The problem is that the dimension of W required to achieve a given ϵ error bound grows exponentially with the dimension d of your underlying space X. For instance, if you assume that weights depend continuously on the target function, ϵ-approximating all Cn functions on [0,1]d with Sobolev norm ≤1 provably takes at least O(ϵ−d/n) parameters (DeVore et al.). This is a lower bound.
So for any realistic d universal approximation is basically useless—the number of parameters required is enormous. Which makes sense because approximation by basis functions is basically the continuous version of a lookup table.

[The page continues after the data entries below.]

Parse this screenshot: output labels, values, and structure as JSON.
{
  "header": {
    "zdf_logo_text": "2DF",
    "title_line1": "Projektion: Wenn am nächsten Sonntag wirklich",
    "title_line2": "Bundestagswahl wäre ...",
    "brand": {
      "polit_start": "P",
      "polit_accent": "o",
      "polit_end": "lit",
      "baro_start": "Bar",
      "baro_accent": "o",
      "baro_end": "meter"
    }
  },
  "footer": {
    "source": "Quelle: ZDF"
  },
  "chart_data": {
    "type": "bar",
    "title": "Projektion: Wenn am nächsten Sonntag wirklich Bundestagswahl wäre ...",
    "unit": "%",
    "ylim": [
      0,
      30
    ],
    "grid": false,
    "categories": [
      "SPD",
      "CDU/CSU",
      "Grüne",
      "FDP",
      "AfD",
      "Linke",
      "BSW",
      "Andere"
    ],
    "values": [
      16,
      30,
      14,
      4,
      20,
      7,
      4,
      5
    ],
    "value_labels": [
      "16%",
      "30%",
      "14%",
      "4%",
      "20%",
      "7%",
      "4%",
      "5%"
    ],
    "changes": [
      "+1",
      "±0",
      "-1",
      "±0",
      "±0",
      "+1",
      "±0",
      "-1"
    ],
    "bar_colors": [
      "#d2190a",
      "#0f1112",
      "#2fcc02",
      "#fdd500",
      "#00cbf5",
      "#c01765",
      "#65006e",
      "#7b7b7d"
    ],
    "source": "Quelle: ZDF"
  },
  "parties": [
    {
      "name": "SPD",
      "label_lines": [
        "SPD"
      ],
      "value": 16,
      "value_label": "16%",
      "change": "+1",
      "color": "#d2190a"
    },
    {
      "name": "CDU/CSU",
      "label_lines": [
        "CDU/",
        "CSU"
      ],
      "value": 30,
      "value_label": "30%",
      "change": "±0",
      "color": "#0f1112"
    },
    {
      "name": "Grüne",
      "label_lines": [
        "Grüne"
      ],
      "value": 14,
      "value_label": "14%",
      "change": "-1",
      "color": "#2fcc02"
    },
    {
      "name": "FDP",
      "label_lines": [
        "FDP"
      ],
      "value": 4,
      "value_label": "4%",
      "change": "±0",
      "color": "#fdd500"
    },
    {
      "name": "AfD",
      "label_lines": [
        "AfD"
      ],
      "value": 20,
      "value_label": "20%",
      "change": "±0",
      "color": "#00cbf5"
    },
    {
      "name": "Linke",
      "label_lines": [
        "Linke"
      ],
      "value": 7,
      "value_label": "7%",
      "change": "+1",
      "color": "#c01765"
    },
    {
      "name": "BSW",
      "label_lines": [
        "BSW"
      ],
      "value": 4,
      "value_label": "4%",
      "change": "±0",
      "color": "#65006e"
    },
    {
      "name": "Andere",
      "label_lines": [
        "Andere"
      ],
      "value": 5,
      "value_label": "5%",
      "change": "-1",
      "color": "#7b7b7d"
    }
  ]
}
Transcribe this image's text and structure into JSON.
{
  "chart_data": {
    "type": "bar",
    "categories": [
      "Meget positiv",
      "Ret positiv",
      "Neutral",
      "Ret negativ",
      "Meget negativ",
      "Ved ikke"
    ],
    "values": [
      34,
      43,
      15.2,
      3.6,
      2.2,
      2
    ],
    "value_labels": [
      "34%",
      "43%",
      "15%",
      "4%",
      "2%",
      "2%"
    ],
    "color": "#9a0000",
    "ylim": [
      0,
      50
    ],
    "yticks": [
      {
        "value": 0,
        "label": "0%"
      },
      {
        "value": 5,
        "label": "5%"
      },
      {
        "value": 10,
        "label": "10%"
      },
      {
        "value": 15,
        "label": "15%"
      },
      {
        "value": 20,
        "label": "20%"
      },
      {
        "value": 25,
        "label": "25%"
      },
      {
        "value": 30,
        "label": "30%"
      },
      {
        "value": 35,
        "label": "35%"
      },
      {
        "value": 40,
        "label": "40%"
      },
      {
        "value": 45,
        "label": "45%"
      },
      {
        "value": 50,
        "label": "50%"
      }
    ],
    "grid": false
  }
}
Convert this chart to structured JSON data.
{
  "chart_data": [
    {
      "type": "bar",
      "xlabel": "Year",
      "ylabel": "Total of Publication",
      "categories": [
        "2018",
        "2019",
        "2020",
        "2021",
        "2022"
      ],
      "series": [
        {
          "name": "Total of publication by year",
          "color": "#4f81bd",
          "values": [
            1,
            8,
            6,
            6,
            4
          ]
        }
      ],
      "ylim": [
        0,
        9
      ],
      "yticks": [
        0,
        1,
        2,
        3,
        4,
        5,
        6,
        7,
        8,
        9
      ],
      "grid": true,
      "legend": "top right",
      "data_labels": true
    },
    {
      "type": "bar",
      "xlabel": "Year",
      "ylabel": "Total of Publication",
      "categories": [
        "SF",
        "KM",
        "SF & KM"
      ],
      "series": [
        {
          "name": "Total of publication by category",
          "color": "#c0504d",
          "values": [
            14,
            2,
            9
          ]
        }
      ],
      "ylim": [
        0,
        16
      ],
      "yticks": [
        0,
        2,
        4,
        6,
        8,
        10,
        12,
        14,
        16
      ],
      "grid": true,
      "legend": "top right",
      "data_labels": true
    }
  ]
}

Because neural networks actually work in practice, without requiring exponentially many parameters, this also tells you that the space of realistic target functions can’t just be some generic function space (even with smoothness conditions), it has to have some non-generic properties to escape the lower bound.
Ooooo okay so this seems like it’s directly pointing to the fractal story! Exciting!
Obviously this is all speculation but maybe I’m saying that the universal approximation theorem implies that neural architectures are fractal in space of all distributtions (or some restricted subset thereof)?
Stone-weierstrass isn’t quantitative. If true it suggest the fractal dimension (probably related to the information dimension I linked to above) may be important.